Für „Normalkunden“ sind diese Vorgaben kaum umsetzbar. Oder können Sie sich vorstellen, von Facebook oder der Zoom Video Communications, Inc. entsprechende Zusagen zu erhalten und individuell in einem Schriftstück niederzulegen? Eben. Für die Praxis bedeutet die derzeitige Lage ein Rechtsvakuum. Wir werden wohl warten müssen, bis die EU neue Vereinbarungen mit den USA schließt, um hier wieder sicheren Boden unter den datenschutzrechtlichen Füßen zu haben; erste Gespräche sind bereits angelaufen.

 

Was kann die Organisation, das Unternehmen nun tun?

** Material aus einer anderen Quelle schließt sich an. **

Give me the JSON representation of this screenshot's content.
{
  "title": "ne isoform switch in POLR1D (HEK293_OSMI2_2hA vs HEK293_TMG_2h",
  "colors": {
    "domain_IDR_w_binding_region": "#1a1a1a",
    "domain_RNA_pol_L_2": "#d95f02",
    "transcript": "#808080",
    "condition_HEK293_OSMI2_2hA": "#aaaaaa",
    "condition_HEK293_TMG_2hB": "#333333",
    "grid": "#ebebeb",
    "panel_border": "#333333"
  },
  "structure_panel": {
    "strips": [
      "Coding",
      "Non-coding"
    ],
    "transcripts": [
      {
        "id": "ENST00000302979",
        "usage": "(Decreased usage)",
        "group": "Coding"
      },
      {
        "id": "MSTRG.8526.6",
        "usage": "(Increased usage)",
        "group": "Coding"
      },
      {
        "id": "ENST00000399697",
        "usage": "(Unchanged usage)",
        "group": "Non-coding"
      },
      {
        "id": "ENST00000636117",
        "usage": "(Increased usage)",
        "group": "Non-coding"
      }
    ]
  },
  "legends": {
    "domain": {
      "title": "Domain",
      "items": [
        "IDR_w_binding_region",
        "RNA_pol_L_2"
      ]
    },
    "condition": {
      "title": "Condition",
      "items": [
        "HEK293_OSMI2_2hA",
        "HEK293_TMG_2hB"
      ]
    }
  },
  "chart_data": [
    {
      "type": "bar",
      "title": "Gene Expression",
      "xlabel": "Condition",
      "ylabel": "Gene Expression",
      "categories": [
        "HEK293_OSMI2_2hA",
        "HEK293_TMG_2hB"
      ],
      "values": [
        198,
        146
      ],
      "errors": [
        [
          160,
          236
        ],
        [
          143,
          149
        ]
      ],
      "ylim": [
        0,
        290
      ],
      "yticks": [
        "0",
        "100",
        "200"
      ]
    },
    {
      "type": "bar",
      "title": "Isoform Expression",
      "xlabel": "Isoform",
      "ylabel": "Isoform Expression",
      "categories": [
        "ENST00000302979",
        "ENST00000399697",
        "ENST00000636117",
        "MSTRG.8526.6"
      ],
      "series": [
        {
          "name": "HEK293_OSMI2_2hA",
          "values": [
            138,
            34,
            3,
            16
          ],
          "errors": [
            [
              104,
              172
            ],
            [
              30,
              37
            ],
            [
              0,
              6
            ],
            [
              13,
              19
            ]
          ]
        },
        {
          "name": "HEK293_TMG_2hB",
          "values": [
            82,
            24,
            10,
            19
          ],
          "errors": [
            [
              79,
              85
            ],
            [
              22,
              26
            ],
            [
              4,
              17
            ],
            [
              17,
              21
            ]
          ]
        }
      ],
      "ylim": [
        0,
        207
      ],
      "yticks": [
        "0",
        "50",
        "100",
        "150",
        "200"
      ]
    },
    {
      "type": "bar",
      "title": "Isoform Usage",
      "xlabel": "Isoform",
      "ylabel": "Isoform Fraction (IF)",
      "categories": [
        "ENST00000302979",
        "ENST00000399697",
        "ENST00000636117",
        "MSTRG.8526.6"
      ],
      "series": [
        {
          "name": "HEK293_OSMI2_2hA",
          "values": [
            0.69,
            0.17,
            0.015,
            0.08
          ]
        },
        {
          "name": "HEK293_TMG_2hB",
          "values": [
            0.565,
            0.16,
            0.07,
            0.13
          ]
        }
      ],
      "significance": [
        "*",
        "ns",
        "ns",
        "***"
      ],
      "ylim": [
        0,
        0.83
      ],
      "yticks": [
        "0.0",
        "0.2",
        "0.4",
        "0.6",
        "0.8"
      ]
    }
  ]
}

Ignorieren kann man das EUGH-Urteil natürlich nicht. Die Organisation muss schon nachweisen können, dass sie alles tut, um die DSGVO-Vorgaben einzuhalten. Dazu gehört insbesondere, sich einen Überblick zu verschaffen und Folgen abzuschätzen:

  • Ermitteln Sie in einem ersten Schritt alle Auftragnehmer, die in den USA personenbezogene Daten für Sie verarbeiten bzw. Zugriffsmöglichkeiten haben. Erstellen Sie eine entsprechende Dienstleister-/Softwareliste.
  • Prüfen Sie, ob diese Anbieter an einer Lösung arbeiten um das Schutzniveau zu wahren. Dies kann oft auf den Homepages nachgelesen werden, teilweise werden auch Newsletter an die technisch Verantwortlichen der Organisation geschickt (z. B. Google). Dokumentieren Sie dies bzw. speichern Sie diese „Zwischenstände“ ab.
  • Prüfen Sie, ob ein Wechsel zu Anbietern möglich ist, die Daten in Europa verarbeiten (z. B. Messengerdienste – anstelle WhatsApp evtl. besser Threema, deren Sitz in der Schweiz ist?). Dokumentieren Sie diesen Evaluationsprozess, um nachweisen zu können, dass Sie sich um Alternativen bemühen.
  • Fragen Sie bei den Anbietern nach, ob Ihre Daten auf EU-Servern verarbeitet/gespeichert So bietet z. B. Microsoft die Möglichkeit, Daten auf EU-Servern zu speichern (auch hier bleiben Rechtsunsicherheiten, ist aber derzeit besser als nichts).
  • Passen Sie Ihre Datenschutzerklärungen an, in dem Sie Formulierungen zum Privacy Shield entfernen. Dies betrifft insbesondere Texte, die Sie zum Auftritt Ihrer Organisation in sozialen Netzwerken (z. B. Facebook, Instagram) erstellt haben.

 

Welche Garantien letztendlich getroffen werden können, ist derzeit noch offen bzw. im Fluss. In jedem Fall sollte man jedoch bereits jetzt zeigen, dass man proaktiv tätig wird und sich unternehmensseitig um das Thema kümmert bzw. nach einer Lösung sucht; die oben genannten Tipps sind hierfür der erste Schritt.